Bir zamanlar Fethullah Gülen’e en yakın isimlerden biri olan Latif Erdoğan, bugünkü köşe yazısında cemaat yıllarında yaşadığı bir kaç anıyı yazdı. Erdoğan, cemaatin 2 kadını eşine göndererek kendisinden ayrılması için zorladıklarını belirtti.
Latif Erdoğan köşesinde, “Önceleri yuvanın kutsiyetinden, aile hayatının hayati değerinden bahsederdi. Sonrasında, iki sefil kadını, bir asil kadına gönderdi.
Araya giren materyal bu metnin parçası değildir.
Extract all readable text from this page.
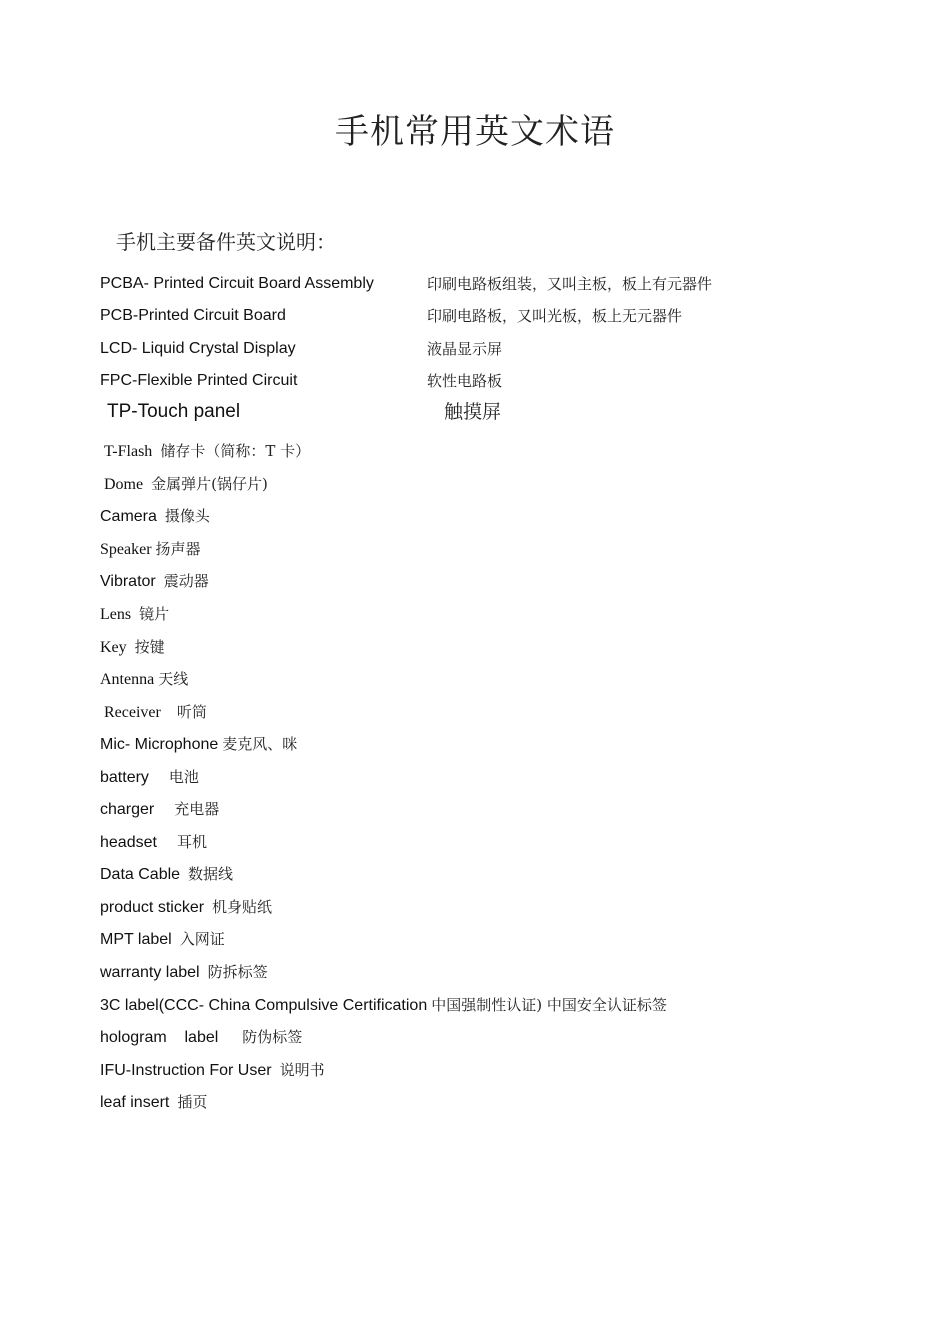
手机常用英文术语
手机主要备件英文说明：
PCBA- Printed Circuit Board Assembly	印刷电路板组装，又叫主板，板上有元器件
PCB-Printed Circuit Board	印刷电路板，又叫光板，板上无元器件
LCD- Liquid Crystal Display	液晶显示屏
FPC-Flexible Printed Circuit	软性电路板
TP-Touch panel	触摸屏
T-Flash 储存卡（简称：T 卡）
Dome 金属弹片(锅仔片)
Camera 摄像头
Speaker 扬声器
Vibrator 震动器
Lens 镜片
Key 按键
Antenna 天线
Receiver 听筒
Mic- Microphone 麦克风、咪
battery 电池
charger 充电器
headset 耳机
Data Cable 数据线
product sticker 机身贴纸
MPT label 入网证
warranty label 防拆标签
3C label(CCC- China Compulsive Certification 中国强制性认证) 中国安全认证标签
hologram    label 防伪标签
IFU-Instruction For User 说明书
leaf insert 插页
Kocası davaya ihanet ettiği için, artık ondan boşanması gerektiğini, eğer denileni yaparsa, hem kendisinin hem de çocuklarının kurtulacağını; kendisinin ölünceye kadar maaşa bağlanacağını, çocuklarına bol miktarda burs verileceğini söylettirdi. Böyle yapıp kurtulanlardan örnekler verdirdi. Aksi durumda, yakında kocasının başına gelecek musibetlere ortak olunacağı tehditleriyle asil kadını korkutturmak istedi. Asil kadın bütün bu teklif ve tehditleri, bir saniye dahi duraksamadan yüzlerine çaldı. Onlar düşünmek için kendisine fırsat verdiklerini, kararında acele etmemesi gerektiğini söyleyerek çekip gittiler. Bir hafta sonra, yolda asil kadına bir daha göründüler. Asil kadın yüzlerine bile bakmadan yanlarından geçip gitti. Üçüncüde görünme rolünü bir daha denediler. Lakin asil kadını kararında granit gibi sağlam buldular. İki sefil kadın bir daha da görünmediler. Yuvasını dağıtmak isteyen sefiller, asil kadının çelik iradesi karşında bozguna uğradılar, yenik düştüler. Evet, bu vaka aynen olmuştur. Çünkü o asil kadın Nimet Erdoğan’dır, benim saygıdeğer hanımım, benim ebedi eşimdir.” diye yazdı.
‘İÇTİHAT YAPILMALI’
Latif Erdoğan ayrıca köşe yazısında, Fethullah Gülen’in dinde reformist olduğunu ve içtihata karşı gelenleri de sert dilde eleştirdiğini belirtti. Erdoğan yazısında, “Bizim talebelik yıllarımızda, İlahiyat camiasının en önemli konusu içtihat meselesiydi. İçtihat yapılabilir, diyenler reformist kabul edilir, karşı görüşte olanlar tarafından acımasızca tenkit edilirdi. Bu tenkitlerden oldukça fazla pay alanlardan birisi de kuşkusuz Hayrettin Karaman’dı. Tenkitçilerin başında da ders halkasına oturduğumuz hocamız geliyordu. Bir gün dedi ki: ‘Aslında içtihat yapılmalı; fakat yapılana içtihat denilmemeli..'” dedi.